Адам с удовольствием перечитал статью — даже он не написал бы лучше. Затем он принялся рассматривать фотографии, ища изъяны. Во всем этом было что-то криминальное, даже с его точки зрения, но он знал, что все идет по задуманному плану.
Адам полагал, что Катринка уже все знает. Наверное, уже состоялся ее разговор с Марком. Что он мог сказать в свое оправдание? Разумеется, ничего убедительного. Адам представлял себе ярость Катринки. Гнев делал Катринку еще более привлекательной. Она распрямляла спину и становилась выше и величественнее, но всегда портила эту потрясающую картину слезами. Случившееся станет для Марка началом конца. Разразившийся скандал закончится тем, что Марк потеряет контроль над советом директоров, который сможет принять более выгодные предложения, в частности, от Чарльза Вулфа, который спокойно готовился к этому моменту за счет Адама. В то время как Марк сорил деньгами, надеясь спасти свою компанию, финансовые дела Адама стабильно улучшались. Итальянцы наконец перестали ломаться, и продажу «Олимпик Пикчерз» можно было считать делом решенным.

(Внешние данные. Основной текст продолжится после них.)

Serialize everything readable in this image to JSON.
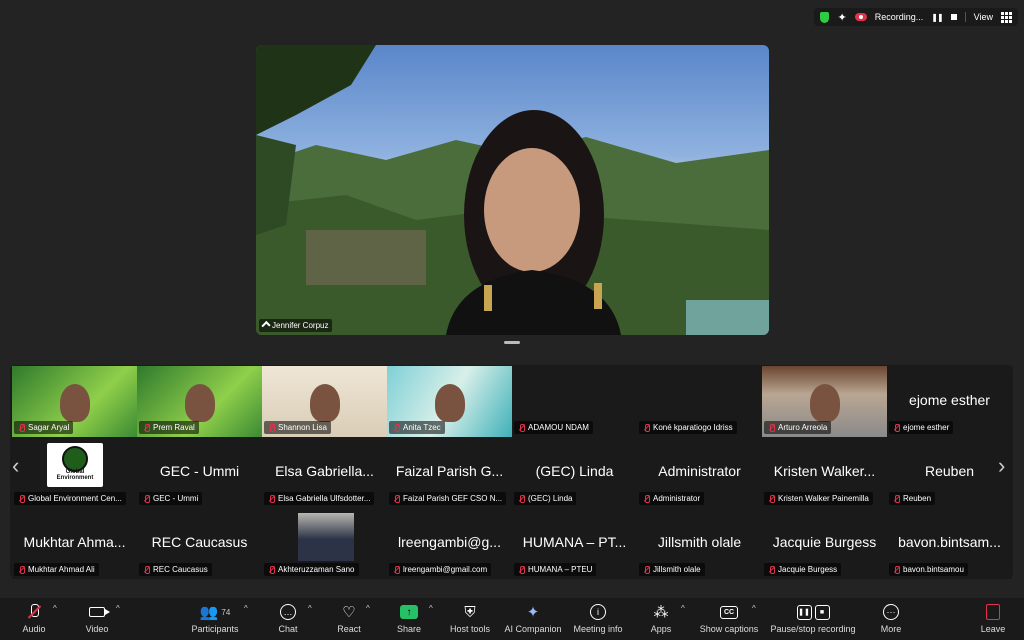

Единственным темным облачком в прогнозе Адама стал Патрик Кейтс, проигравший в конце апреля. Кейтс перекладывал свою вину буквально на всех: на свой экипаж, на дизайнеров, на судостроительный завод. Разумеется, было много кандидатов на ношение титула «виноватого», но не вызывало никаких сомнений, что именно Кейтс заслужил большую часть обвинений. Он постоянно ругался с дизайнерами, изменяя все и вся, руководствуясь собственными капризами и прихотями, которые сам называл «хорошим чутьем», и не смог сделать отношения в команде доверительными и лояльными. Кейтс был хорошим яхтсменом, но его подвел собственный эгоизм.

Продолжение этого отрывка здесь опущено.